Upcoming events and Personnel news
Rob: We hosted our first of three client events on October 2nd at the Montezuma Arts Gallery (333 Montezuma Avenue), with upcoming events scheduled for November 10 and December 3 at the same location in Santa Fe. For those of you not able to attend, we will be posting some video clips on our website in the upcoming weeks. On a personal level, my older daughter, Robyn has returned from living abroad and she is here locally, exploring job and dramatic arts/education opportunities in New Mexico.
Jeff: I am continuing to make slow progress from my rotator cuff surgery and am diligently going to my physical therapy appointments and doing all my assigned exercises. While I am making my best efforts to be patient, it’s really hard as I would like for all of this to be over and done with. I am regularly singing with a jazz trio and hope to start playing the guitar again in a few more months.
Lauren: This summer, I moved out of my little house on Canyon Road in town to a property in Tesuque complete with chickens and alpaca. I am now enjoying being out of town as there is plenty to do and explore. Though we are about to set in on winter, I am already planning my spring garden and hope to have some raised beds built by then which are necessary to keep out the many Tesuque rabbits!

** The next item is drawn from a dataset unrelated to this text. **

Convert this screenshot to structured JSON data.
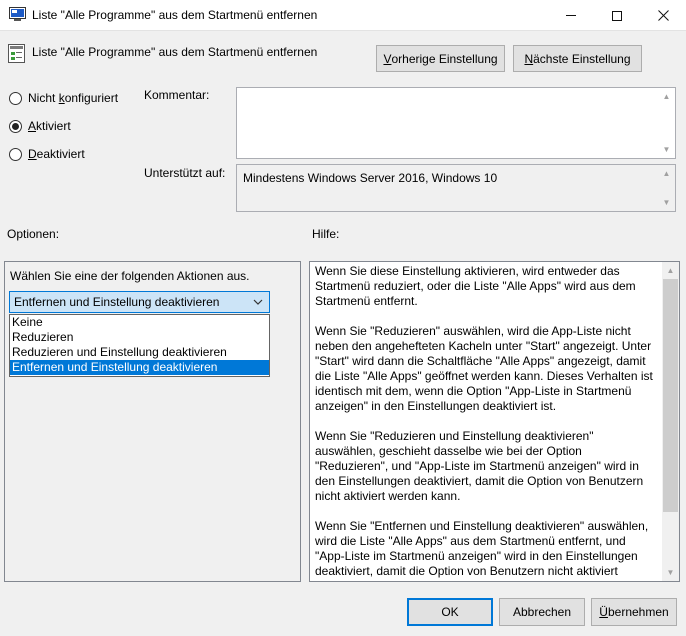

Kyle: This summer, I bought a new barbecue smoker which helped take up some of my free time as I enjoy working on my cooking techniques. I will be a little sad and probably a little hungrier when the weather gets colder as I will have to put the smoker away for the season. At the end of August, my sons started kindergarten and after some adjustment, it appears they are really settling into the environment. While summertime is great, I am looking forward to the colder weather and am keeping my fingers crossed for a good ski season.
Dana: I recently returned from Santa Cruz, CA where I celebrated my 60th birthday with friends and family, including my two children who live in Southern California. We enjoyed a trail ride and picnic at Garrod Farms in Saratoga. In addition to stables, they have a vineyard and wine tasting room. We timed the event just right as there was live music that day and the songs just happened to be from my era. It was a delightful occasion in which to usher in a new decade.
Local tea and Conference call-in dates
Along with our special scheduled events, the next Rikoon Group quarterly live presentation and review of the markets, the economy and worldwide political events will take place on November 10 at 3:30pm at 333 Montezuma Ave. It will be followed by a special Artist Talk, starting at 5:30pm, in conjunction with the other happenings there. The quarterly phone conference call will take place on Thursday, November 12th, at 3:30pm MST, according to the revised call-in information as follows: 1-605-475-6333, access code: 425993.